PPS: Exercise - Harmful or Beneficial?
Peggy Whitcomb

From response in the Post-Polio-Med
Email List to THIS POST by Eddie Bollenbach. Reprinted with Permission

Date: Wed, 5 Mar 2008 20:13:22 0000
From: Margaret (Peggy) Whitcomb
Subject: Re: [PPM] Cardiovascular Stress Tests and PPS

Eddie said: "There is no evidence that exercising intelligently and with guidance with PPS can hurt you in any significant or permanent way and the consensus among researchers is that the right kind of exercise, without regard to a chemical stress test which is not exercise, may help you a lot. The best determinant of this is your reaction to exercise itself."

Bless you, Eddie, for your clarity and 'bluntness'. I experienced polio infection and paralysis over the left side of my body at age 6 months, with permanent 'apparent' damage only in my left leg and foot, recovering to lead a 'normal' life (how I worked at THAT) with 'only' a slightly shortened left leg (two surgeries on the foot).

At age 32 I began to experience the slowly increasing fatigue and weakness of PPS but by pushing myself continued life as usual until I collapsed at age 56 (those years are a blur). I got a PPS diagnosis at about age 57.

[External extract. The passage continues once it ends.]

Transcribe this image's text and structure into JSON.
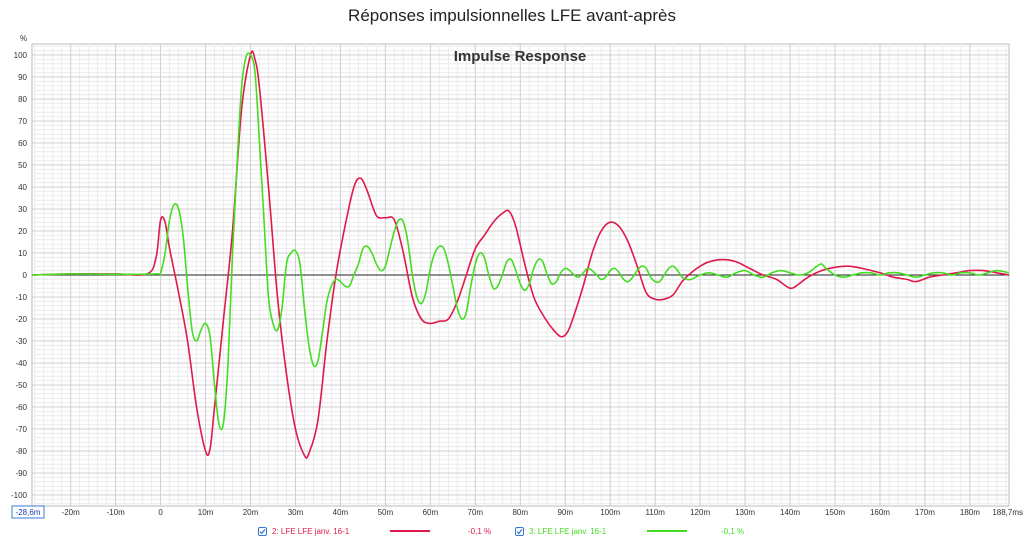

For several years afterward my research online said Do Not Exercise, and I didn't (though I had exercised and swam daily all my adult life with great pleasure (until a little over a year before I collapsed), and enjoyed perfect health right through bearing and raising seven healthy children, a 20-year career as a Social Worker and getting my private pilots license).

However, after several year's near-immobility ('only' housework, very little shopping and almost nonexistent social life), I knew my body was falling apart, my vascular and lymph system simply required SOME regular exercise. At that point I continually had pain and extreme weakness in my entire body; I could not really think very clearly or be very focused, and I was depressed and feeling out of control of my life.

I decided to take what I believed was a huge, huge risk and begin exercising again. Because I was so out of shape, I could do such a small amount daily I laughed at myself for calling it 'exercise' but I persisted (never to the point of fatigue, ever). Within a few weeks I definitely began to feel better. I could not wait until I "felt" I had the energy to do the exercises (a very few, a couple of times a day); I had to just do them, and rest afterwards.

It was a struggle. Now, several years after beginning those exercises, increasing them very slowly, I do quite a lot, two or three times a day. NOW, I am unbelievably stronger overall and have much more energy (still commited to pacing and short rest periods), which I never in my wildest dreams expected.

Nowadays I'm living in an area where there is a swimming pool accessible to me and once I get settled in this new place, believe me I'll start going to the pool again, taking it slowly, listening to my body. But I have disc overed I have so much health and strength in this body still, at age 68, that still needs (for decent health) what all bodies need --- sensible nourishment and regular exercise. Also, I once again enjoy perfect health.

When making that scary commitment to exercise I decided to also do something about the 50 pounds I'd gained since the collapse. By eating a high protein diet which includes fresh vegs and fruit, nuts and berries, and cutting out all products that contain refined flour and sugar, I was never hungry and the weight came off SLOWLY but steadily.

To do all this required every bit of the skills and commitment that had seen me through my life after the polio infection.

I've carried still some residual fears about exercising, though increasingly online I'm finding that PPS experts are very clearly recommending it. So your email today, Eddie, blunt as it needed to be, is very welcome.

Peggy Whitcomb

Editor's note: Peggy also wrote something similar in the Winter 2008 issue of Post-Polio Health.